Sunday, February 28, 2021

Fritz Expands His Artillery Park. Yikes!

Prussian artillery battery composed of seven cannon: two each of 12-pound Brummers,
and 10-pound howitzers, and three regular 12-pounder guns.

Click or Double Click on All Pictures to Expand the View

The past couple of weeks I have focused on building out my Austrian and Prussian artillery units so that each cannon model has its own munitions wagon and 4-horse limber team. I started with the additions to the Prussian artillery. Come on, did you really expect otherwise?

I confess that I borrowed this idea from Barry Hilton, as shown in his Revolution to Empire set of rules wherein he did the same for one of his Napoleonic artillery batteries. The idea is that there would have been a significant area behind the cannon that was filled with equipment such as munitions wagons, repair workers, limber teams, and a beehive of activity from all of the support crew carrying munitions from the wagons to the actual cannon. The laborers, who moved the guns so that they could be resited by the professional artillery crew, are also depicted immediately behind the cannon models.

Side view of the Prussian artillery battery gives one a sense of how deep
the area of an artillery deployment is what with all of the supporting equipment.

Another side view of the artillery battery.

My cannon models are not glued or otherwise attached to the bases, which allows me to pick and choose the types of cannon that I want to use in a particular game. For example, the giant 12-pound Brummer fortress guns were not used in very many battles (think Leuthen for a notable example of their use in a battle) so I might want to use the regular Prussian 12-pounders in my game, or some of the 6-pounders or 10-pound howitzers. Fredick seemed to especially like his howitzers so there should be a couple used in every game.

The artillery battery vignette shown in these pictures features Minden Miniatures Prussian artillerymen and the generic pioneers in waistcoats, used as the mattrosses, or laborers. The cannon models are all from the Fife and Drum Miniatures artillery selections in the catalog.

The limbers are a mix of Fife and Drum Y-shaped limbers as well as some of the more expensive limber models from Berliner Zinnfiguren. The limber horses are a mix of RSM standing limber horses and Minden walking horses. The munitions wagons are from Front Rank Miniatures and Fife and Drum Miniatures. The pictures give you a sense of how nicely everything fits together.

I like how this looks. What do you think?

Your comments and questions would be most welcomed in the comment section at the bottom of this blog thread.

I still need to paint three more munitions wagons to complete the Prussian artillery park and then I will start working on the Austrian equivalent.

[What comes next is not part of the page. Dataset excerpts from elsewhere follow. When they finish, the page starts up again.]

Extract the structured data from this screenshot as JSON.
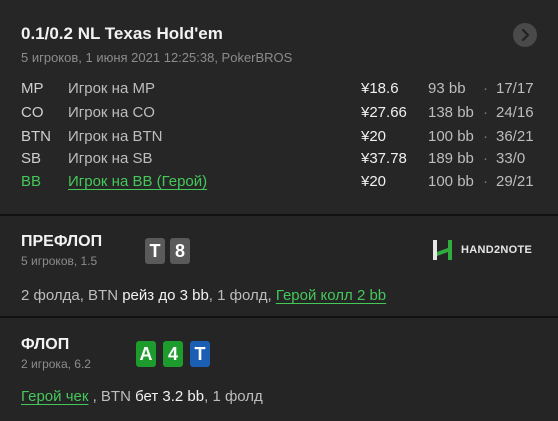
{
  "header": {
    "title": "0.1/0.2 NL Texas Hold'em",
    "subtitle": "5 игроков, 1 июня 2021 12:25:38, PokerBROS"
  },
  "players": [
    {
      "pos": "MP",
      "name": "Игрок на MP",
      "stack": "¥18.6",
      "bb": "93 bb",
      "sep": "·",
      "stat": "17/17"
    },
    {
      "pos": "CO",
      "name": "Игрок на CO",
      "stack": "¥27.66",
      "bb": "138 bb",
      "sep": "·",
      "stat": "24/16"
    },
    {
      "pos": "BTN",
      "name": "Игрок на BTN",
      "stack": "¥20",
      "bb": "100 bb",
      "sep": "·",
      "stat": "36/21"
    },
    {
      "pos": "SB",
      "name": "Игрок на SB",
      "stack": "¥37.78",
      "bb": "189 bb",
      "sep": "·",
      "stat": "33/0"
    },
    {
      "pos": "BB",
      "name": "Игрок на BB (Герой)",
      "stack": "¥20",
      "bb": "100 bb",
      "sep": "·",
      "stat": "29/21"
    }
  ],
  "preflop": {
    "title": "ПРЕФЛОП",
    "subtitle": "5 игроков, 1.5",
    "cards": [
      {
        "rank": "T",
        "color": "#5a5a5a"
      },
      {
        "rank": "8",
        "color": "#5a5a5a"
      }
    ],
    "actions": {
      "a1": "2 фолда, BTN ",
      "a2": "рейз до 3 bb",
      "a3": ", 1 фолд, ",
      "a4": "Герой колл 2 bb"
    },
    "logo_text": "HAND2NOTE"
  },
  "flop": {
    "title": "ФЛОП",
    "subtitle": "2 игрока, 6.2",
    "cards": [
      {
        "rank": "A",
        "color": "#1e9b2d"
      },
      {
        "rank": "4",
        "color": "#1e9b2d"
      },
      {
        "rank": "T",
        "color": "#1a5fb4"
      }
    ],
    "actions": {
      "a1": "Герой чек",
      "a2": " , BTN ",
      "a3": "бет 3.2 bb",
      "a4": ", 1 фолд"
    }
  },
  "colors": {
    "hero": "#45c85a",
    "logo_green": "#2fae3f"
  },
  "icons": {
    "header_button": "chevron-right-icon",
    "logo": "hand2note-logo-icon"
  }
}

Some war gamers will view the need for limbers and wagons as an uneccessary addition and expense, but the effort really pays off. One doesn't have to use 4-horse limber teams, two horses will look just as nice. In fact, I use 2-horse teams for the munitions wagons due largely to the fact that I can't fit the wagon and four horses onto the 60mm by 120mm bases that I use for ammo wagons. I also use the same size bases for my limbers and cannons. The laborers are mounted on a 60mm by 40mm base. You will note that all of my artillery/component bases are 60mm wide so that everything lines up neat and tidy when deployed or on the move.

When I limber up and move the guns, the gun is hooked onto the back of the limber, followed by the gun crew stand, followed by the laborer stand and the munitions wagon. When the gun is ready to unlimber and deploy, then the gun is placed back on its stand, backed up by the laborers, the munitions wagon, and finally the limber team.

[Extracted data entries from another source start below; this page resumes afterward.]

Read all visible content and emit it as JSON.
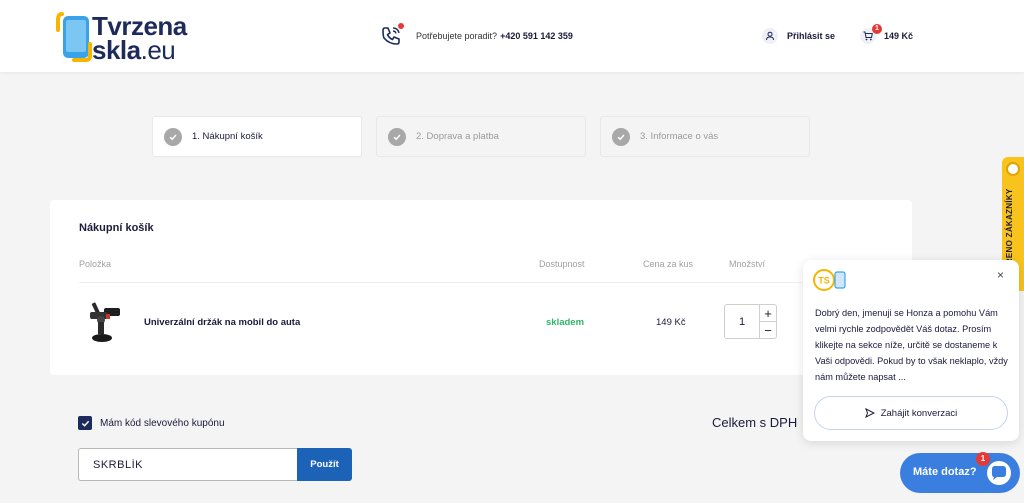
{
  "header": {
    "logo": {
      "line1": "Tvrzena",
      "line2": "skla",
      "domain": ".eu"
    },
    "phone": {
      "label": "Potřebujete poradit?",
      "number": "+420 591 142 359"
    },
    "login_label": "Přihlásit se",
    "cart": {
      "count": "1",
      "total": "149 Kč"
    }
  },
  "steps": [
    {
      "label": "1. Nákupní košík"
    },
    {
      "label": "2. Doprava a platba"
    },
    {
      "label": "3. Informace o vás"
    }
  ],
  "cart_section": {
    "title": "Nákupní košík",
    "columns": {
      "item": "Položka",
      "availability": "Dostupnost",
      "unit_price": "Cena za kus",
      "quantity": "Množství"
    },
    "items": [
      {
        "name": "Univerzální držák na mobil do auta",
        "availability": "skladem",
        "price": "149 Kč",
        "quantity": "1"
      }
    ]
  },
  "coupon": {
    "checkbox_label": "Mám kód slevového kupónu",
    "value": "SKRBLÍK",
    "button_label": "Použít"
  },
  "total_label": "Celkem s DPH",
  "verified_badge": "OVĚŘENO ZÁKAZNÍKY",
  "chat": {
    "avatar_text": "TS",
    "close": "×",
    "message": "Dobrý den, jmenuji se Honza a pomohu Vám velmi rychle zodpovědět Váš dotaz. Prosím klikejte na sekce níže, určitě se dostaneme k Vaši odpovědi. Pokud by to však neklaplo, vždy nám můžete napsat ...",
    "start_button": "Zahájit konverzaci",
    "launcher_label": "Máte dotaz?",
    "launcher_badge": "1"
  },
  "colors": {
    "brand_navy": "#1d2a5c",
    "accent_blue": "#1c63b8",
    "stock_green": "#2fb66a",
    "badge_red": "#e53935",
    "chat_blue": "#3a7fe0",
    "verified_yellow": "#f7c31c"
  }
}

I also have some extra repair vignettes such as a field forge, a gun with a broken wheel, and an artillery "gin" (a device with a pulley that is used to lift the heavy gun barrel off of the gun carriage in the event that the carriage needs to be replaced and repaired). 

The field forge would be used to repair iron work on the equipment or to reshoe horse shoes for the limber horses. These vignettes are not placed with the gun battery, but rather, further behind the lines back at the camp. They look particularly nice and add to the overall look of one's table top.

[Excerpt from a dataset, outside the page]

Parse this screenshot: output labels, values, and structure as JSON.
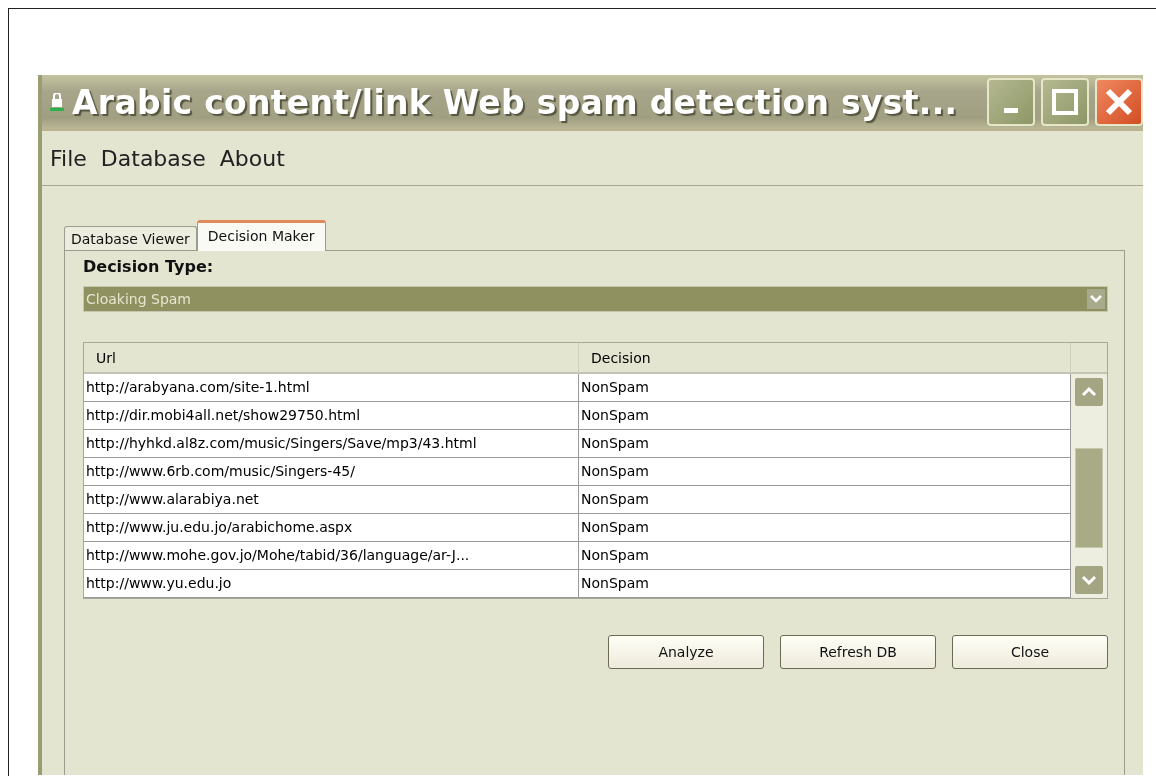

  1. Looks good! - as usual! - I, too have had to invest in paraphernalia behind my guns as I have played Barry Hilton's 'Beneath the Lily Banners'!

  2. A really splendid sight! Does need a bigger playing area than I have sadly, but as always grand to see your collections 'in action'.

    1. I probably wouldn’t use this set up in a game. It’s just for looks.

  3. Looks dreadful, far to cluttered an actual battery was spread over a greater scale frontage and depth so there is plenty of room for supporting troops to move through.

  4. Most impressive ! Have you moved to a convention center or airplane hangar?

    1. No, I’m keeping my hopes on winning the lottery. đŸ˜„

  5. Very impressive when you see it all together. I like the idea of limbers and munition carriages, I really must add some to my artillery.

  6. That looks fabulous and gives a much better impression of the space required to deploy artillery.

  7. Amazing work, Jim! Simply amazing.

    Best Regards,


  8. Great setup; like the way you have built it up in separate bases.